Another important Gaussian was the first one applied before creating the SIFT-like descriptors for our features. Similar to the Harris Detector Gaussian, I found that a Gaussian with a window size equal to the feature_width as well as a sigma value of 1 produced the best results. Larger sigma values had a negative effect on accuracy while changes in window size had overall negligible effects. I also tried to apply a Gaussian filter to the gradient magnitude of the patch in order to try and suppress the effects of points farther from the interest points. I believe this was suggested as part of the pipeline, but I found that it negatively effected the accuracy of the final result

Alpha and Threshold

These parameters were key components of the Harris Corner Detector. Tuning of the alpha parameter was relatively easy. This parameter was used in the creation of the Harris Matrix, and after doing some research, I found that the generally accepted best values were in the range of [0.04, 0.15]. For my experimentation, I found that an alpha of 0.04 produced the best results in this case. The threshold was a little bit trickier. I noticed that using a threshold of 0 was generally good, and gave me a percentage of 84% with no other tuned parameters. This was consistent with every other threshold I tried, even the larger range of -1 or 1 as a threshold. After some more research on this parameter as well, I settled on using the mean value of the harris matrix as my threshold, as this generally gave good results.
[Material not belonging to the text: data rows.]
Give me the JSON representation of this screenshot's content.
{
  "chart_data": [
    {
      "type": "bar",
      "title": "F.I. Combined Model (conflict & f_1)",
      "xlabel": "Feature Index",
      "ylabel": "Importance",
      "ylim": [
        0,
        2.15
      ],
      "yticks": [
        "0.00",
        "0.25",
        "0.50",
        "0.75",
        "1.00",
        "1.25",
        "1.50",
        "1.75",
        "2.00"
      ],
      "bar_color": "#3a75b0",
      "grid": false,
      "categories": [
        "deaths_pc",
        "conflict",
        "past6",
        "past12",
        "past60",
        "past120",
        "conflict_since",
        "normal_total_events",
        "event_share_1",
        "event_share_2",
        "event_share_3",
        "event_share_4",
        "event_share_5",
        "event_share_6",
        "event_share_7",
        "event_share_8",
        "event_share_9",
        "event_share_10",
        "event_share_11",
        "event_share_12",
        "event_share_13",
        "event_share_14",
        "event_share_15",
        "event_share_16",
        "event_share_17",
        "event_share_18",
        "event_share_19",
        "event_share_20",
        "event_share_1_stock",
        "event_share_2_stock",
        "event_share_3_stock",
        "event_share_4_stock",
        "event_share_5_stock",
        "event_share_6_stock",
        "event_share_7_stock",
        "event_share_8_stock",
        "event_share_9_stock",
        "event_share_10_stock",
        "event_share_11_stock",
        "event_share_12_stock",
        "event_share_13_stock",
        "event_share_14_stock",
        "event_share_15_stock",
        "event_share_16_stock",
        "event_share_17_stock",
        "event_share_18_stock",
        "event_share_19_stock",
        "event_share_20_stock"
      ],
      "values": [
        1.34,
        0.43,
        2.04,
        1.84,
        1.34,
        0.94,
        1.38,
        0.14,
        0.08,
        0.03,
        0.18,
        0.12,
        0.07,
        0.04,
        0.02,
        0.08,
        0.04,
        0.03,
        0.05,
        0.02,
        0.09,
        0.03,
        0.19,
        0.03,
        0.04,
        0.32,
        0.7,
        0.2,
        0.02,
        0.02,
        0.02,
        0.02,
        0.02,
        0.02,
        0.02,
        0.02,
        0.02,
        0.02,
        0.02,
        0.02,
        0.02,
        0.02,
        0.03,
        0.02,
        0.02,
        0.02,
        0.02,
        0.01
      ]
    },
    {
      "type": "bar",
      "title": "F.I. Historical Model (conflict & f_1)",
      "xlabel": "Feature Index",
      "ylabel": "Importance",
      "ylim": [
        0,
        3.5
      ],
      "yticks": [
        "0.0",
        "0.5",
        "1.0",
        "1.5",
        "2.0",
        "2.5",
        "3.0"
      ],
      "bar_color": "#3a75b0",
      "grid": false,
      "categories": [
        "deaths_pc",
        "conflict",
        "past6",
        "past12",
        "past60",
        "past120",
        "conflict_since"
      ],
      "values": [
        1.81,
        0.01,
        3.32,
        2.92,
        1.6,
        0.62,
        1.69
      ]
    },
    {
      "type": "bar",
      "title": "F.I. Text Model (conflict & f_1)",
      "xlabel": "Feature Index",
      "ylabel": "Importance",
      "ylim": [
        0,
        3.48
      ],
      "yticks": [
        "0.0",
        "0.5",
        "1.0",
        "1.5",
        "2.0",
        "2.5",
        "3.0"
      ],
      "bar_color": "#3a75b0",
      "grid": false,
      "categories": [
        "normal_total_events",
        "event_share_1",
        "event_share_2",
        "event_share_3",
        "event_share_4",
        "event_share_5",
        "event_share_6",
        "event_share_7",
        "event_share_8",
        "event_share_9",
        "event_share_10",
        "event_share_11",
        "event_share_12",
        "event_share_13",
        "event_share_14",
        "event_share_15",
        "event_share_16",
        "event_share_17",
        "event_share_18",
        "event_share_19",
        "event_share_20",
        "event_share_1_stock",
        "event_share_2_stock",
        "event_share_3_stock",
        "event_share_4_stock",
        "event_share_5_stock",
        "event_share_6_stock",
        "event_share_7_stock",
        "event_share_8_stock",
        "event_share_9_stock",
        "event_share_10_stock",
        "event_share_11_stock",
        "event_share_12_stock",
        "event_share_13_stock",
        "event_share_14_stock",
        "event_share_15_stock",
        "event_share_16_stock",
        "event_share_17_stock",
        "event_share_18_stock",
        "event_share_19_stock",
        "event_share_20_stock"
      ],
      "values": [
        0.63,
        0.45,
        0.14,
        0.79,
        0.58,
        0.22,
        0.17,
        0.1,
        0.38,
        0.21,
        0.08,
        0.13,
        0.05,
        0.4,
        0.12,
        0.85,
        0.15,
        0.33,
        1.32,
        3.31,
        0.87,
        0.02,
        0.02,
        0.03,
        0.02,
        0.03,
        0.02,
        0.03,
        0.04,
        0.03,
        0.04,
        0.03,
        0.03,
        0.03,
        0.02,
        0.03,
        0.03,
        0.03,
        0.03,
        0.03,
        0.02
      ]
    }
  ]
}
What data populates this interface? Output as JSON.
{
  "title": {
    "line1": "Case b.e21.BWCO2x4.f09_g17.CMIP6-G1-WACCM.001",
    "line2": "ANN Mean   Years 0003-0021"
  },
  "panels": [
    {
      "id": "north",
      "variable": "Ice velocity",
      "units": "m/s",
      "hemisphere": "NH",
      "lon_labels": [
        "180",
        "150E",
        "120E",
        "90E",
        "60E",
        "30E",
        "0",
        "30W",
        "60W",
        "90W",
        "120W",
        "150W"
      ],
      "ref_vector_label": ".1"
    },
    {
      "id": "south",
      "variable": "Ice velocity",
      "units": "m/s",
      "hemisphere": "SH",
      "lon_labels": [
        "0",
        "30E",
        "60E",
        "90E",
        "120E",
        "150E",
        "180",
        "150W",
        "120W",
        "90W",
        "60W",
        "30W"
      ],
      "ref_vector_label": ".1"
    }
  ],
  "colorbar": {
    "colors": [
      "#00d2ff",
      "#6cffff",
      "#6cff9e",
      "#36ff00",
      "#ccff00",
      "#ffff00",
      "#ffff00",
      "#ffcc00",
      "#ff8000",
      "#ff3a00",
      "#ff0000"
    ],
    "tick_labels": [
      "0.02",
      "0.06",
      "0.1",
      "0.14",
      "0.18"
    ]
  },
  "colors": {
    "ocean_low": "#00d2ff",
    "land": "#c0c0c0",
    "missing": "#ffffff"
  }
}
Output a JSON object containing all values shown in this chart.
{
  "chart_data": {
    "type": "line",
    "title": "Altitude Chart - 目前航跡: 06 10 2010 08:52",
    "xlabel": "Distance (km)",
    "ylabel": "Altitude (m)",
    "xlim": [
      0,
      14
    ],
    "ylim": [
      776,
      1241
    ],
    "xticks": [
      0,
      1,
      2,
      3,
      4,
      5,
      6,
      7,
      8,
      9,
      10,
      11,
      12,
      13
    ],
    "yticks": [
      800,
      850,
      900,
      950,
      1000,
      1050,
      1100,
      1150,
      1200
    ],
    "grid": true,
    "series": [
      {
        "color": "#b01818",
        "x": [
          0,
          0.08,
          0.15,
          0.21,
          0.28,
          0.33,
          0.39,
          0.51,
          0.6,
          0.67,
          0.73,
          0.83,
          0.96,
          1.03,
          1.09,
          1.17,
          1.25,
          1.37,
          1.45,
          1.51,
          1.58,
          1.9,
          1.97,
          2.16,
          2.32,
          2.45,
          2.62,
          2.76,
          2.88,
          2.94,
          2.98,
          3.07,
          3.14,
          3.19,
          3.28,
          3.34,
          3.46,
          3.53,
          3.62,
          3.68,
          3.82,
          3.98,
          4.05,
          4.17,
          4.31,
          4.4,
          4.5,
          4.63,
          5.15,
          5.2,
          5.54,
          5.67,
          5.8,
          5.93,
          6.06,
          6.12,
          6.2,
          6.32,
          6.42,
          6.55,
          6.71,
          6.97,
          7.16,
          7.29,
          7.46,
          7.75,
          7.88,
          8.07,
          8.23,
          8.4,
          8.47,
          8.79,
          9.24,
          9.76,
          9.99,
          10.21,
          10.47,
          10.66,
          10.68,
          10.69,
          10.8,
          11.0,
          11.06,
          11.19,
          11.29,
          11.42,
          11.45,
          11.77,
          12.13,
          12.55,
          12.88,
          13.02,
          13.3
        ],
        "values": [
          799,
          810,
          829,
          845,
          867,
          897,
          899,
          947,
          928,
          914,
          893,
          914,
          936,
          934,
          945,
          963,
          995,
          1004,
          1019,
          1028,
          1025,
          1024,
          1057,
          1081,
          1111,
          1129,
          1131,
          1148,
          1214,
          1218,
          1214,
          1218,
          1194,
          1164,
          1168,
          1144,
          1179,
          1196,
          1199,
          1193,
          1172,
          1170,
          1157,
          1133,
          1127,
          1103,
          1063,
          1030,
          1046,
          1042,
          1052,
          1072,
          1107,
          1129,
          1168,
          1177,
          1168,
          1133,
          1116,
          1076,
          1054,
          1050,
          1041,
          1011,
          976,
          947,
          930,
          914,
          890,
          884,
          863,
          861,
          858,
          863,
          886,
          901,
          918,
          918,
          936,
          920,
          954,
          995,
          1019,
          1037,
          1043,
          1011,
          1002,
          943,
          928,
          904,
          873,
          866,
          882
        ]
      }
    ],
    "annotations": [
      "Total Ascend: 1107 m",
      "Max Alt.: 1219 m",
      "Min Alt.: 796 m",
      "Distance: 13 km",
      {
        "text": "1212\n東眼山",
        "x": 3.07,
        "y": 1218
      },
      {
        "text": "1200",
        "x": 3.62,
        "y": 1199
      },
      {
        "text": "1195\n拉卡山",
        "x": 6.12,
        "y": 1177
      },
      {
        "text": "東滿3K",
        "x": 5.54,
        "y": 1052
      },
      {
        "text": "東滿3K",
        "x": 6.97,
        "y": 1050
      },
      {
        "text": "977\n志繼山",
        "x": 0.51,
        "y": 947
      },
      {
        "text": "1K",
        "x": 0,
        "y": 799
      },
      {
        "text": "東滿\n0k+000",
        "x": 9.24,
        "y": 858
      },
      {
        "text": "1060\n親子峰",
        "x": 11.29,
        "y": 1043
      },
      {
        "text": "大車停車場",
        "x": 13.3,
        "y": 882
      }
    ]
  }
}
Tuned Threshold and Alpha: 84%

Non-Maxima Suppression Window Size

This was a parameter in the pipeline that seemed to have a very strong effect on the final accuracy of the results. At first, I used a window size in the colfilt function equal to the feature width. Overall, this produced fairly good results. For the Notre Dame pair, I achieved 84% accuracy and 83% accuracy for the Rushmore pair. By simply decreasing the size of my maxima suppression filter in the colfilt, I was able to achieve 93% for Notre Dame and Rushmore. The noticeable difference was in the runtime. By cutting the feature window in half, I was essentially causing the function to run 4 times as many filters. This greatly slowed down the execution time. I even experimented with a window size of feature_width/4, which gave me up to 97% accuracy with tuned parameters for Notre Dame, but the execution time was extremely long in comparison to the smaller window sizes. Making this feature smaller also drastically increased the number of interest points by thousands, which wasn't very desirable.

feature_width: 84%
feature_width/2: 93%
feature_width/4: 98%
feature_width: 83%
feature_width/2: 93%
feature_width/4: 96%

Feature Width

I also found that changing the feature_width parameter had some good effects on my final results. For example, with some parameters tuned, feature width of 24 instead of 16 increased the accuracy on Rushmore from 83% to 95%, which is a very drastic change. Also, on Gaudi, I was able to slightly increase, achieving accuracies of 7% and 11% for feature widths of 16 and 64 respectively.

Feature Width 16: 83%
Feature Width 24: 95%
Feature Width 16: 7%
Feature Width 64: 11%

Further Results

I also attempted to use some of the extra image pairs. The house seemed to match quite well, but this is probably due to similar alighment and illumination. The other pairs did not fair as well.